Weak, but not nonexistent.

Siggy had levitated a kettle, and I'd called trees to my defense against the beast. Repressed or drained or stifled, I had power. That meant there was hope.

"Do you really think there's no one with magic left?" I asked, keeping my voice casual, like an offhand remark.

"It's unlikely."

I locked my eyes on the path, not daring to look at him. "And what would you do if you discovered a mortal with magic?"

"Hunt them down," the prince said.

My shoulders tightened. "So, you'd just hand them over to the Triad?"

"No." He grunted and looked back. "If they were strong, I'd beg them for help."

Beg? I raised my eyebrows in surprise. "And if they weren't?"

Cassius's expression turned back to stone. "I'd tell them to run, to get out of this place and never come back, because sooner or later, the Triad would find them and steal their power—just like they've done to every other poor soul unlucky enough to be born a witch."

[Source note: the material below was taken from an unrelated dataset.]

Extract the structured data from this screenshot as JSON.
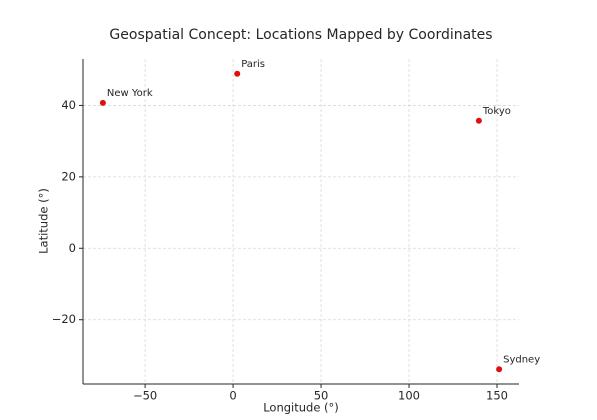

The ramifications of his words sent my thoughts spiraling all over again. "Then there've been others?" Cassius's eyes narrowed sharply with suspicion, and my heart skipped a beat as I scrambled to cover for my slip. "Others like those in the revolution, I mean."

For a long moment, the prince's interrogating gaze rested on me, but then he turned back to the trail. "Don't get your hopes up, little mouse. Witches are killed as soon as they're discovered—each and every one."